74

Stazione dei carabinieri, Castello di Cisterna The briefing that afternoon turned out to be one of the longest Jack had attended. During it, he literally found himself reading the writing on the wall.

Creed's picture had been removed from the Priority Board. He was no longer a suspect.

Franco Castellani's photograph was ringed in red marker – the search for him had drawn a blank but was ongoing. Surveillance was still on his cousin Paolo, and there were reports that someone fitting Franco's description had been seen boarding a train to Rome. Security cameras were being checked.

Sorrentino's famous face and crime-scene pictures from his apartment filled a new Evidence Board and a separate but linked team was working that line of inquiry and dealing with the press. Sorrentino was certainly going to make front-page news. Few people doubted that it was the handiwork of the man who had killed the missing women. Taking out Sorrentino would certainly slow down their progress on identifying victims at the dig.

The crimes at the Castellani campsite had their own board and Jack couldn't help but feel saddened by looking again at the young faces of Rosa Novello and Filippo Valdrano.

The Jane Doe burned in the pit still hadn't been identified. The body shots of her were so graphic that some of the team struggled to look at them.

Sylvia finished handing out the actions, then turned to what Jack found the most intriguing board of all. The one dedicated to the murder of Alberta Tortoricci. 'What I say to you all now is in confidence and doesn't leave this room. No gossip in the canteen, no chatting to your friends outside.' She pointed to a portrait shot of Alberta Tortoricci taken almost ten years ago, a time when her hair was much longer and her face was free of the worry of having met and testified against the mob. 'This thirty-eight-year-old woman was the prime witness in the trial of Bruno Valsi, the son-in-law of Camorra Capo Fredo Finelli. Here's the timeline – Valsi comes out of Poggioreale after a five stretch and within five days Alberta turns up dead. But this lady isn't just killed. She's tortured, mutilated and then, after death, her body is set on fire. I hope no one is struggling to see the connections.'

The room filled with mutterings. Sylvia let them die down before she continued. 'They found her body in Scampia, rolled in an old carpet and dumped in rubble near a disused factory. They'd electrocuted her. Broken more than twenty of her teeth, then sliced off thirteen centimetres of her tongue.'

The audience, hardened though they were, audibly registered their disgust.

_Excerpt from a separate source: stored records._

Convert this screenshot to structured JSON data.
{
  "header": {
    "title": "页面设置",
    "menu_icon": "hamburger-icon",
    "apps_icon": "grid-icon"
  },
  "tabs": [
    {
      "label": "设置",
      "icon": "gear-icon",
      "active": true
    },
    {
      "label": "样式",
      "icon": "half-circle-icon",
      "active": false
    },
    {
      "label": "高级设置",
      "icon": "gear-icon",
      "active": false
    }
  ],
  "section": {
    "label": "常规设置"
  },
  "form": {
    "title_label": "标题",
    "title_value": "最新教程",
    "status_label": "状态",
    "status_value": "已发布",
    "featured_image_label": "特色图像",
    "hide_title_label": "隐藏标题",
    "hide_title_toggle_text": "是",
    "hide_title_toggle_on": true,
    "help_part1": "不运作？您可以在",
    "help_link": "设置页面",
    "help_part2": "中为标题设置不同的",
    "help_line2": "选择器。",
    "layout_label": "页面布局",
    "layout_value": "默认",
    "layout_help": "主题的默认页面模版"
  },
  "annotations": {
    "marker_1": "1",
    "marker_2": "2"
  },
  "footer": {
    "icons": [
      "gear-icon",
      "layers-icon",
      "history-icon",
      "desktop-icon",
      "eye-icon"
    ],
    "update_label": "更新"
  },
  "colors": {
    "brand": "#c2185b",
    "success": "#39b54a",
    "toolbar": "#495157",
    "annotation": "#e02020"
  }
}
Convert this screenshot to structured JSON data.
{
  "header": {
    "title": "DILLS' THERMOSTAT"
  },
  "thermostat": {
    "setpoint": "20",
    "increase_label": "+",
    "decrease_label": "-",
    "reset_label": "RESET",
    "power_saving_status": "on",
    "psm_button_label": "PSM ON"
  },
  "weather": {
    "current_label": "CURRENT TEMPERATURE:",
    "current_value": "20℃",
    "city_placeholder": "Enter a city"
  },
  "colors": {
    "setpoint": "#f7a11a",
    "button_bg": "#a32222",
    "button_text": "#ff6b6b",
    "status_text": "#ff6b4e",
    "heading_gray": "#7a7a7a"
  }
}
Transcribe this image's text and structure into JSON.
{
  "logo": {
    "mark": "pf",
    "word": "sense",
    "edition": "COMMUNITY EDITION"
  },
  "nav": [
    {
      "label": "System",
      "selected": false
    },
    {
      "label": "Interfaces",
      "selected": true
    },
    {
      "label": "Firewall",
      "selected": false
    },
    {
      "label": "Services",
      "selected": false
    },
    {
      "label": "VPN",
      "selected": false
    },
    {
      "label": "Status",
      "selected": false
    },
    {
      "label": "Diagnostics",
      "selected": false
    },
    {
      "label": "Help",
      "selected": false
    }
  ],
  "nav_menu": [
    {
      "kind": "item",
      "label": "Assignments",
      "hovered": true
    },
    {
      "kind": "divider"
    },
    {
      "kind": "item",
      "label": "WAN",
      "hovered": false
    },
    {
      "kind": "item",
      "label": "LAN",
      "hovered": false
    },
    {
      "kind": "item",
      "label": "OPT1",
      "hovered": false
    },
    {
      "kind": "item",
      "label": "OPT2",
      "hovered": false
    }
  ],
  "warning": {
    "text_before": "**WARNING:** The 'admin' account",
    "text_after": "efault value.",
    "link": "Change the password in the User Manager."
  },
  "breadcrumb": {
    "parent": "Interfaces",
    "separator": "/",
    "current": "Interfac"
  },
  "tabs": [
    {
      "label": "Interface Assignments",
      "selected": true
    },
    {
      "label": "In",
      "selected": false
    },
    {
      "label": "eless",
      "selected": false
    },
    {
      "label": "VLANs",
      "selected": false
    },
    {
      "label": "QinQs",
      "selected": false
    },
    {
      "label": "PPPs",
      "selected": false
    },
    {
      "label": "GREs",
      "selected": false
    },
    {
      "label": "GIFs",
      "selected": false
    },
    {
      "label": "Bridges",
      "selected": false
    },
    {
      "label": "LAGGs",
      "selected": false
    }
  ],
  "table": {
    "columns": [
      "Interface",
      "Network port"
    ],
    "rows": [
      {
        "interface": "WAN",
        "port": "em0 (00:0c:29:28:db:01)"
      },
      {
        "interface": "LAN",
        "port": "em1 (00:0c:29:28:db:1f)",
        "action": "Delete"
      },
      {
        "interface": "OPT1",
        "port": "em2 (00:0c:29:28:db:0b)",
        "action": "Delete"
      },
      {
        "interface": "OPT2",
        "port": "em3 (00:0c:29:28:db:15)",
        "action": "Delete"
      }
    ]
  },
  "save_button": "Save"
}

'Finally, after all that, they'd doused her in paraffin and burned her to the bone.'

A small man near the front raised his hand, 'Was she alive when they set her on fire?'

'No. I met the ME – and earlier this morning I spoke briefly to Lorenzo Pisano, who's heading the inquiry. They tell me she died of "asphyxiation, caused by the cessation of breathing and heart activity ". Maybe some small mercy in that.'

There were more murmurings. Pisano was carabinieri top brass. One of the few public figures brave enough not only to spearhead the battle against the Camorra, but to be seen to spearhead it.

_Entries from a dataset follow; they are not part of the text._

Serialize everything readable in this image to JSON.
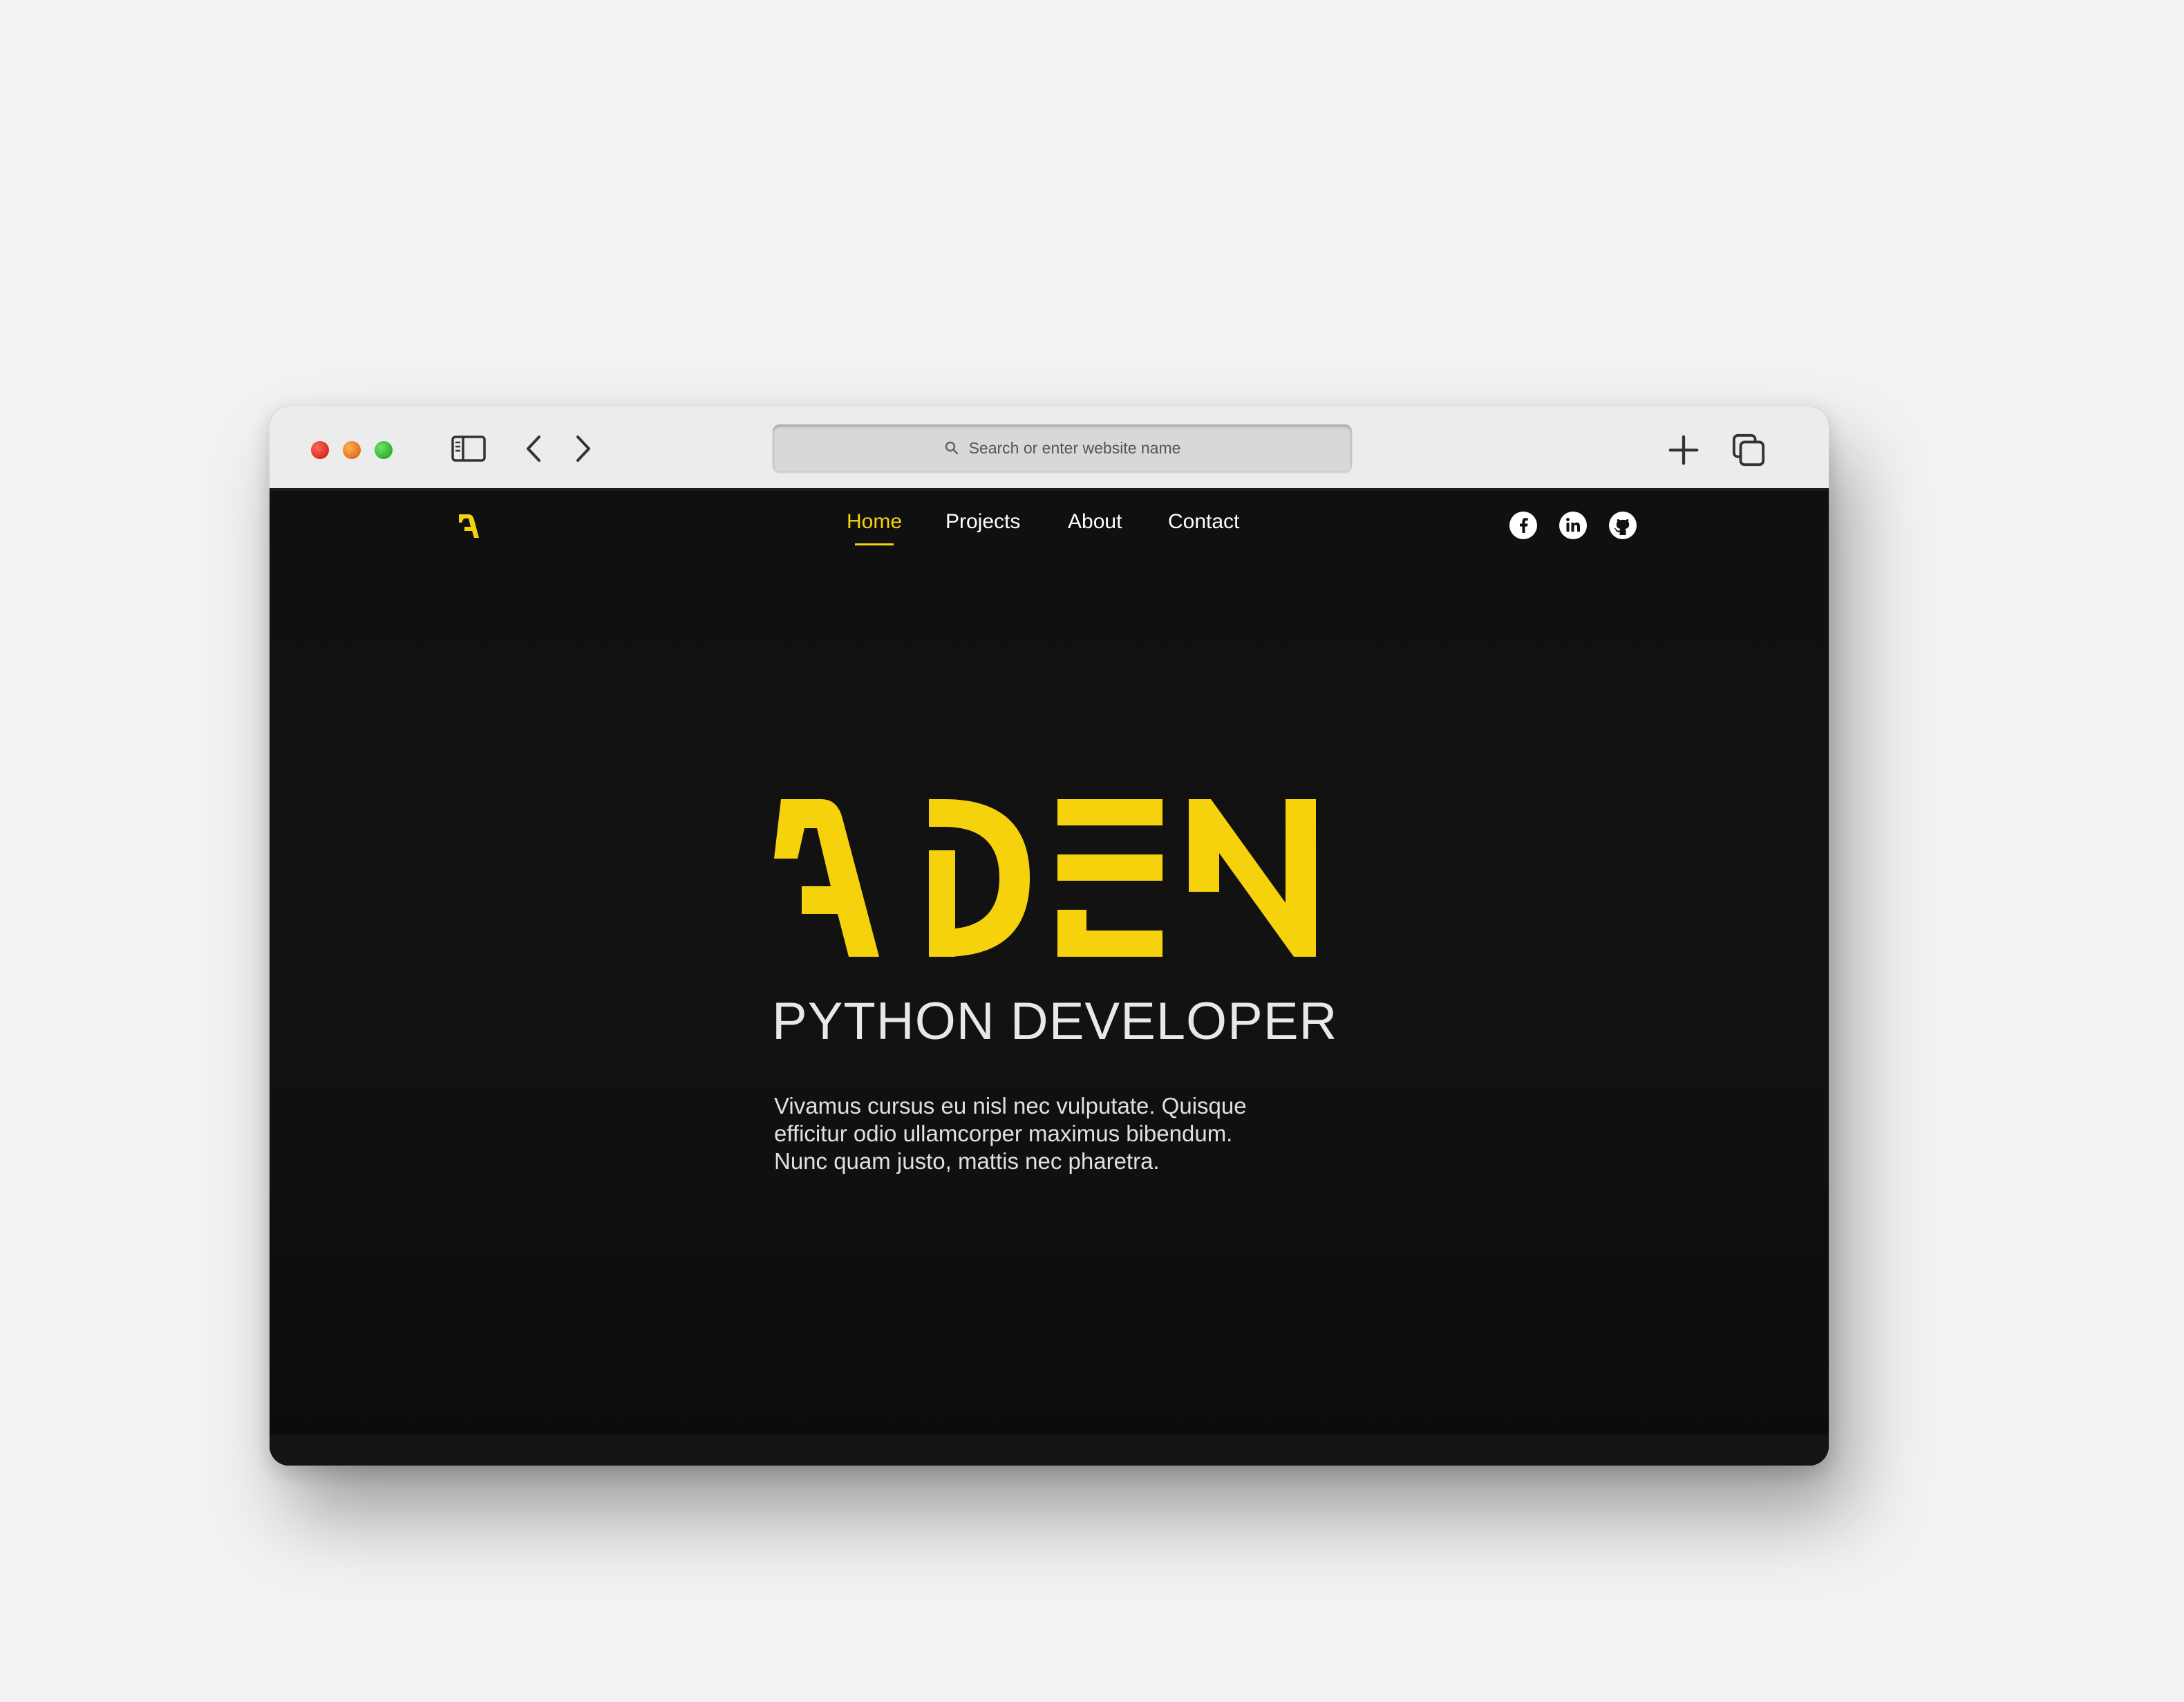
{
  "browser": {
    "address_placeholder": "Search or enter website name"
  },
  "site": {
    "logo_text": "ADEN",
    "nav": [
      {
        "label": "Home",
        "active": true
      },
      {
        "label": "Projects",
        "active": false
      },
      {
        "label": "About",
        "active": false
      },
      {
        "label": "Contact",
        "active": false
      }
    ],
    "social": [
      "facebook-icon",
      "linkedin-icon",
      "github-icon"
    ],
    "accent_color": "#f5d20c"
  },
  "hero": {
    "title": "ADEN",
    "subtitle": "PYTHON DEVELOPER",
    "description_lines": [
      "Vivamus cursus eu nisl nec vulputate. Quisque",
      "efficitur odio ullamcorper maximus bibendum.",
      "Nunc quam justo, mattis nec pharetra."
    ]
  }
}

'At the end of this meeting, Major Pisano has prepared a special briefing and some of you will be asked to attend that. There is a possibility – nothing more, nothing less at this stage – that the Tortoricci death may be linked to our case.'

Questions and comments flew thick and fast. How could a mob revenge-killing be linked to their serial killer? Was there any significance in the fact that no women disappeared, or were tortured and burned, during Bruno Valsi's five years in prison? Opinions were divided. During that time frame there'd been several unsolved murders and missing women that they'd not even considered. Many saw the hand of the Camorra everywhere but nobody could point to anything amounting to forensic or circumstantial evidence to connect Valsi to any of the murders, except that of Tortoricci.

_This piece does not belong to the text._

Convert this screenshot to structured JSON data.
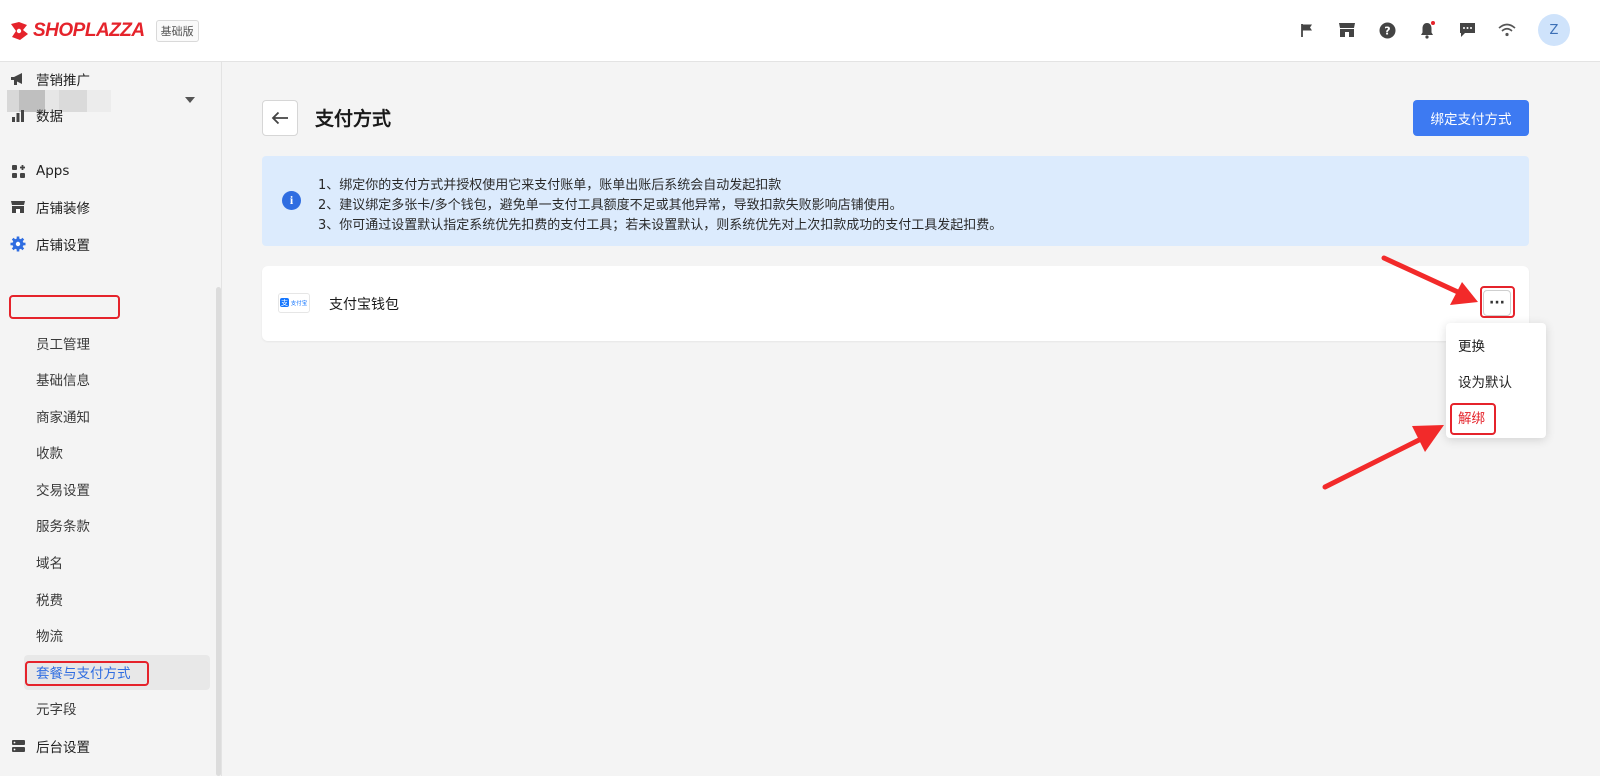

Jack was also in two minds. The use of torture on Alberta Tortoricci was consistent with his profile of a serial sadistic murderer, but the post-mortem burning of the corpse threatened to be a red herring. Then again – take it away, and would they even be connecting the cases?

Jack was still answering the question as he, Sylvia and two of her team made their way across the city to the briefing with anti-Camorra supremo, Major Lorenzo Pisano. Maybe he could answer the most worrying question of all. How do you hunt down a serial killer when he's surrounded by a mob of other killers?

Загрузка...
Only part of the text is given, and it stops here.